Cama şekil vermek zahmetli ama bir o kadar da keyifli. Fabrikasyon bu kadar yaygınlaşmadan önce, cama elle daha doğrusu nefesle şekil vermek daha çok kişinin uğraş alanındaydı. Şimdiyse o kadar da gözde olmayan bir hobiden ibaret. Yine de çok güzel işlerle nadiren de olsa karşılaşıyoruz.
Cam üflemenin ardındaki hikayeyi anlatan bu eski belgesel film, insanda cam üfleme isteği de yaratıyor. Filmde kullanılan caz müziği de izleyeni, filmin yapıldığı 1958 yılına götürüyor.
Filmin yapımcısı Bert Haanstra, diyaloğa hiç yer vermeden otomasyonu anlatmayı başarmış. Çalışanların sardıkları tütünü üflenen camda yakması gibi ince detaylarsa, sıcaklık hissini izleyiciye geçiriyor.
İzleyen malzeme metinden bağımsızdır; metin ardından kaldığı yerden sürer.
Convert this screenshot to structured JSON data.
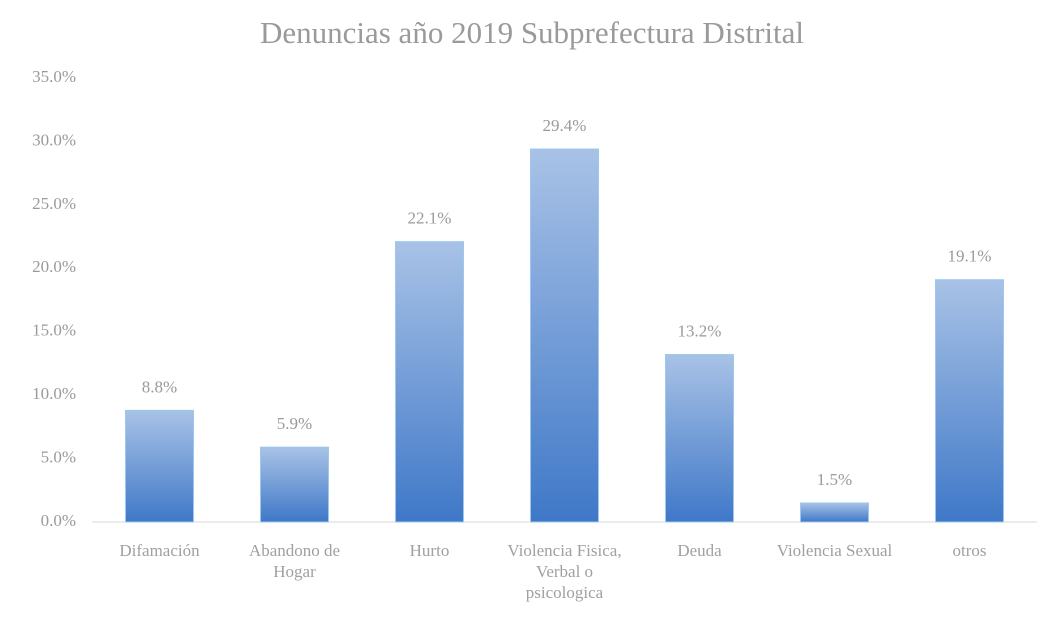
{
  "chart_data": {
    "type": "bar",
    "title": "Denuncias año 2019 Subprefectura Distrital",
    "categories": [
      "Difamación",
      "Abandono de Hogar",
      "Hurto",
      "Violencia Fisica, Verbal o psicologica",
      "Deuda",
      "Violencia Sexual",
      "otros"
    ],
    "values": [
      8.8,
      5.9,
      22.1,
      29.4,
      13.2,
      1.5,
      19.1
    ],
    "value_labels": [
      "8.8%",
      "5.9%",
      "22.1%",
      "29.4%",
      "13.2%",
      "1.5%",
      "19.1%"
    ],
    "color": "#3f78c8",
    "ylim": [
      0,
      35
    ],
    "yticks": [
      {
        "value": 0,
        "label": "0.0%"
      },
      {
        "value": 5,
        "label": "5.0%"
      },
      {
        "value": 10,
        "label": "10.0%"
      },
      {
        "value": 15,
        "label": "15.0%"
      },
      {
        "value": 20,
        "label": "20.0%"
      },
      {
        "value": 25,
        "label": "25.0%"
      },
      {
        "value": 30,
        "label": "30.0%"
      },
      {
        "value": 35,
        "label": "35.0%"
      }
    ],
    "grid": false
  }
}
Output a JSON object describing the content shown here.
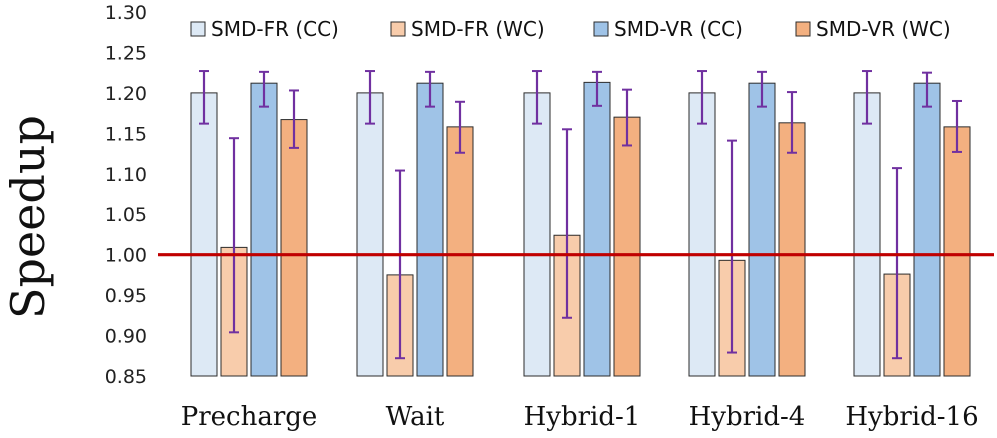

Oscar ödüllü filmin ilk bölümünde cam üfleyen birkaç kişiyi görüyorken, ikinci bölümde cam üretiminin dahi ne kadar mekanize bir hal alabileceğini görüyoruz. İlk bölümde dikkatimizi çeken işinin ehli eller, pür dikkat, ikinci bölümde yerini makinelerin dünyasına bırakıyor. Üretim bandından şişeleri alıp başka bir yere koyan kıskaçlı bir makinenin, insani bilinçten yoksun olduğu için şişelerin kırılmasına sebep olması de izleyeni düşündürüyor.